Saturday, June 24th, 2023

Early floundering can lead to better learning:

Generally, teaching looks something like:

  1. Explain how to do something (lecture)
  2. Show students what it looks like in action (demonstration)
  3. Fix their off-target attempts, to help them minimize “failure,” and reward them for their successes (feedback)

This sequence tends to emphasize getting to the correct answer as expeditiously as possible.


A pair of researchers (Kapur & Bielaczyc, 2011) conducted a study of “productive failure” to see if early floundering would lead to better learning than the traditional teaching approach (“direct instruction”).


The direct instruction class began learning about average speed with a lecture.

The teacher explained the concepts, worked through some examples, encouraged questions, and had students solve practice problems.

Then they reviewed the problems and discussed the solutions.

For homework, they were assigned similar problems in their workbook.


The productive failure class was split up into small groups, and each was tasked with solving two complex problems…

They were given these problems with no teacher support or guidance, but simply allowed two class periods to try to solve each problem (4 classes total).

There was also no homework, though they did receive extra problems to work on individually when the group problems were complete (2 class periods).

After 6 sessions of working on their own, the class spent their final class session sharing their solutions and strategies with the teacher and each other.

Only then did the teacher finally explain how to solve these problems the “correct” way, and help the students go through their previous work, fix their mistakes, and ensure they could arrive at the correct answer.

Ultimately, the productive failure group spent 7 class sessions working on calculating average speed, just like the direct instruction group. But they spent most of these classes floundering on their own, and doing many things wrong. It was only during the 7th and final class that they learned the correct way to approach these problems.


As you can probably imagine, the direct instruction group did waaaay better than the productive failure group in the early stages of learning.

The direct instruction group averaged a score of 91.4% on their homework.

Meanwhile, the productive failure group performed miserably on their unguided attempts to solve the complex problems. Only 2 out of the 12 groups (16%) arrived at the correct solutions. And when they had to work on the problems individually, their average score of 11.5% was even worse.

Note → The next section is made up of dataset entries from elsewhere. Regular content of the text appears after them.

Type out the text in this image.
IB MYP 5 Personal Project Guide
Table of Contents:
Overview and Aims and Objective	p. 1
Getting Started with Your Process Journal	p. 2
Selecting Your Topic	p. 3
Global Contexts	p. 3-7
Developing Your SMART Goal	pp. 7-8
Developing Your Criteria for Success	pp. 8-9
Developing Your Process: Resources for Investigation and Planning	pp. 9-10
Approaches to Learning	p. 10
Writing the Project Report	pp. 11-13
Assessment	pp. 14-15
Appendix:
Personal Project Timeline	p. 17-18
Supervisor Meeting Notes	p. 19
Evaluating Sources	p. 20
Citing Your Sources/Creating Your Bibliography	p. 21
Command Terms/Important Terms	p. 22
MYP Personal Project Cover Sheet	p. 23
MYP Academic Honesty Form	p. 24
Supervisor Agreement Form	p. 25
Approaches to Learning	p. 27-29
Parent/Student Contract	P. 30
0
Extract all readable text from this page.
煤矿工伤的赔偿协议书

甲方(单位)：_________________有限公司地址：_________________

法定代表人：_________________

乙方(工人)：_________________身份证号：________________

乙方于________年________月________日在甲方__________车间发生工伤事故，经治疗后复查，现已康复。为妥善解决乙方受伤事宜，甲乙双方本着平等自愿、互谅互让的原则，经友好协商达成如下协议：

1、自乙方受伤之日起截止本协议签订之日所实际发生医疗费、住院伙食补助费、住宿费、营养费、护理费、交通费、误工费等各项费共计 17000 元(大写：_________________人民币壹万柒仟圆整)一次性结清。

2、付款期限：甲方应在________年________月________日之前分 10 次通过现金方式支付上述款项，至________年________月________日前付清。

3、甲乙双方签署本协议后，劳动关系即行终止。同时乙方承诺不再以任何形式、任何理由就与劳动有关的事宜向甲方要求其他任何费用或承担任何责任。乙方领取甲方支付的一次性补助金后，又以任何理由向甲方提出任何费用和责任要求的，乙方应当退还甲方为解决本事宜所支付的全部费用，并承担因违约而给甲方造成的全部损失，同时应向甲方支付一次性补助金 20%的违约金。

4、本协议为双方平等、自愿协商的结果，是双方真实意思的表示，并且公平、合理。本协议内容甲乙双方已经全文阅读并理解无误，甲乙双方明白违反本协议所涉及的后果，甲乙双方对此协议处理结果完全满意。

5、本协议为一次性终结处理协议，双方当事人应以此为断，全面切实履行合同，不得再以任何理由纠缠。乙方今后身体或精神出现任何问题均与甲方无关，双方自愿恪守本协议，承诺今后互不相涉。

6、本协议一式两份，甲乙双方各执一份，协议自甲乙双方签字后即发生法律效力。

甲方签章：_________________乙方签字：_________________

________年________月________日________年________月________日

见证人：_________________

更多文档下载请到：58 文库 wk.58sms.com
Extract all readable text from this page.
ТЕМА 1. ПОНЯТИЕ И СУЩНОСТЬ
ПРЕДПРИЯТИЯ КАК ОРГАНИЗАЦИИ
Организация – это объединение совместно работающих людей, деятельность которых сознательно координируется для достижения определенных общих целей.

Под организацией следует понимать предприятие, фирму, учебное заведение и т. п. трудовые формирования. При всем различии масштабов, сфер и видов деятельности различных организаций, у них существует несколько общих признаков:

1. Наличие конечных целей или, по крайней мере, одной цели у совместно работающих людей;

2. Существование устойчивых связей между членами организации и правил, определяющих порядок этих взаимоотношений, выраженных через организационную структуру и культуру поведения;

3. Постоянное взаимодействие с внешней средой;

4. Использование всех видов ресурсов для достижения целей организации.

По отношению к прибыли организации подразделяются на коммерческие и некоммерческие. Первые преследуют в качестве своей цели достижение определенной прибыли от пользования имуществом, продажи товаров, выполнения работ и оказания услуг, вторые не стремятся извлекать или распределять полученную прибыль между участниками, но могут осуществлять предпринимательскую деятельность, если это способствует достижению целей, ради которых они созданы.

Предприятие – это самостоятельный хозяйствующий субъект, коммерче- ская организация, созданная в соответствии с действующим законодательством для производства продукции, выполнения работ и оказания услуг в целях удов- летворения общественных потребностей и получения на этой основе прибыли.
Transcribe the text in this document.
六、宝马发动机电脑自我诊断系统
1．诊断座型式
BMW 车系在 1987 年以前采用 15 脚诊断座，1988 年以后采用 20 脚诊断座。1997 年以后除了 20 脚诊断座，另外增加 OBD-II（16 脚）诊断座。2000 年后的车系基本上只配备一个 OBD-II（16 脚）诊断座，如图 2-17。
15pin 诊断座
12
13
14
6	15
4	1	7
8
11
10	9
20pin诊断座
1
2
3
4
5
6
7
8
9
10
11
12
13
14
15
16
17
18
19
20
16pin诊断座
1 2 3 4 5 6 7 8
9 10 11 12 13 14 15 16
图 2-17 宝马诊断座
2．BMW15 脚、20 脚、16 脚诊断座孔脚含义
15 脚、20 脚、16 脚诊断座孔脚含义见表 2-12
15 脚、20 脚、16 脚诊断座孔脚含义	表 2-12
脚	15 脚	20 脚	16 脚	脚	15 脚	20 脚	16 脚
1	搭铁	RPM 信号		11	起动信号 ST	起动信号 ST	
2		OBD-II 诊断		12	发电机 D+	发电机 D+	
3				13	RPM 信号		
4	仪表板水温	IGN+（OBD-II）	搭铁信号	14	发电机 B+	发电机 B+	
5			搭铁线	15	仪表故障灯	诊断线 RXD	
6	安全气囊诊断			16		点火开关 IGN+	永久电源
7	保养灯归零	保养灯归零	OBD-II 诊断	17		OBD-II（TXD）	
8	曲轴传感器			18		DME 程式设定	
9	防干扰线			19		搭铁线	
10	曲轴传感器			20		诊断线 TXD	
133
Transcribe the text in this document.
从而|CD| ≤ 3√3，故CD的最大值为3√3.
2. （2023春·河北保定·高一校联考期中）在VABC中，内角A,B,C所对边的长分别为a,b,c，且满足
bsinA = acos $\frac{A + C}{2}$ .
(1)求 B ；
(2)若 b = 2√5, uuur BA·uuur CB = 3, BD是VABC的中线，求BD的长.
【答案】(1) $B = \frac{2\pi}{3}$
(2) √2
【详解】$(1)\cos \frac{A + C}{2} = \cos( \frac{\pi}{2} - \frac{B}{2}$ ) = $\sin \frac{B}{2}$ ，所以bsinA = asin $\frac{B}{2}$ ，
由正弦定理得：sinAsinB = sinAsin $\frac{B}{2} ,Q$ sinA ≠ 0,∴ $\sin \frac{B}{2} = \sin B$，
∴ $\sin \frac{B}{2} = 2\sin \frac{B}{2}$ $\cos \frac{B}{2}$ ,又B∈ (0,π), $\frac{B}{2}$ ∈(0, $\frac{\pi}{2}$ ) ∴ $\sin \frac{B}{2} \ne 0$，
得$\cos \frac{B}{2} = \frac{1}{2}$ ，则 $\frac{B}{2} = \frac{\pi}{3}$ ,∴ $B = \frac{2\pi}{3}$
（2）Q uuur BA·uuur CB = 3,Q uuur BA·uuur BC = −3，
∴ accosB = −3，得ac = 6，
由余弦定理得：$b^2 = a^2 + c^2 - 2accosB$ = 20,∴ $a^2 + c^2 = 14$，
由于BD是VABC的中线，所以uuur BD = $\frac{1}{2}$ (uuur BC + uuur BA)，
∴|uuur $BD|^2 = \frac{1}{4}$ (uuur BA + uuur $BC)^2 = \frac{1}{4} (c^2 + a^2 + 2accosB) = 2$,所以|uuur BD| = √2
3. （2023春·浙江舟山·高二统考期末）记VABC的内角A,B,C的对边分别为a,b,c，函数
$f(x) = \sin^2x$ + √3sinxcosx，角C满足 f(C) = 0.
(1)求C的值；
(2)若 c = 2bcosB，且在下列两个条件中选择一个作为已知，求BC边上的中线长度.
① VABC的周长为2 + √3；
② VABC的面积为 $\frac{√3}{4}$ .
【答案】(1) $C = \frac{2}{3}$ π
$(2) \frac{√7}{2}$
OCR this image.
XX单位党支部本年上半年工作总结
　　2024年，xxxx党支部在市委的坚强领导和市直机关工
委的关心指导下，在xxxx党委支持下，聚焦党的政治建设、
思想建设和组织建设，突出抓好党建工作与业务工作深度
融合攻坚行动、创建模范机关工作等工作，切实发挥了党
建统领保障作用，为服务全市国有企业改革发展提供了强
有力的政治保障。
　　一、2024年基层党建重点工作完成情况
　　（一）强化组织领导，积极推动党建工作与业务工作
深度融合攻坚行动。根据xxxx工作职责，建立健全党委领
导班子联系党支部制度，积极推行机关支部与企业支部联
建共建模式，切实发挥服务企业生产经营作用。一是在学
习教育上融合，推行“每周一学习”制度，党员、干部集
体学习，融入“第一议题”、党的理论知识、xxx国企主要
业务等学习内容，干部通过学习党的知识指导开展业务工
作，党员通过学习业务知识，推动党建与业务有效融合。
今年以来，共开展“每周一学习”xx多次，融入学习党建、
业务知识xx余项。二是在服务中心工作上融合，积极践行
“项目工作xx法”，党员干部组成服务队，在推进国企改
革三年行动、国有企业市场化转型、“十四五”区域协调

But a very different picture emerges when you look at the groups’ performance on the post-test.

On the final test, the performance between the two groups flipped, and the productive failure group outscored the direct instruction group by a significant margin.

On the simple problems, the productive failure group earned an average score of 84.8% (vs. 75.3% for the direct instruction group).

And on the complex problem, the productive failure group earned an average score of 59.7% (vs. 42.4% for the direct instruction group).


However, in much the way that spaced, random, and variable practice lead to worse performance in the short term, but better performance in the long term, it seems that the goal of productive failure is not to get the correct answer faster and more easily via shallower learning (“unproductive success”), but instead, to cultivate a deeper understanding of the fundamental principles and various ways of arriving at a solution even at the expense of short-term performance.


  1. Felix says:

    Zero surprise.

    A core to my own method of working is that, given a problem, the thing to do is to thrash around (not knowing the “right” solution) way, way longer than justified. The idea is to not pollute your mind with the “right” way to solve the problem. Instead, try to accidentally come up with a better solution than the “right” solution. True, that rarely happens, but:

    1) I come out knowing the landscape around the “right” solution. In the future that can be handy.

    2) Sometimes, a sub-optimal solution is, in fact, better than the “right” solution for the particular problem at hand.

    3) It’s remarkably satisfying to discover, yourself, the “right” solution.

    4) It’s way more fun.

    Honestly, #4 is the real reason for using this method.

  2. Shadeburst says:

    In golf that’s called grooving your slice. Seven classes to learn to calculate average speed! And how many classes did the direct method students get? I suspect that statistics and an agenda got interwoven here.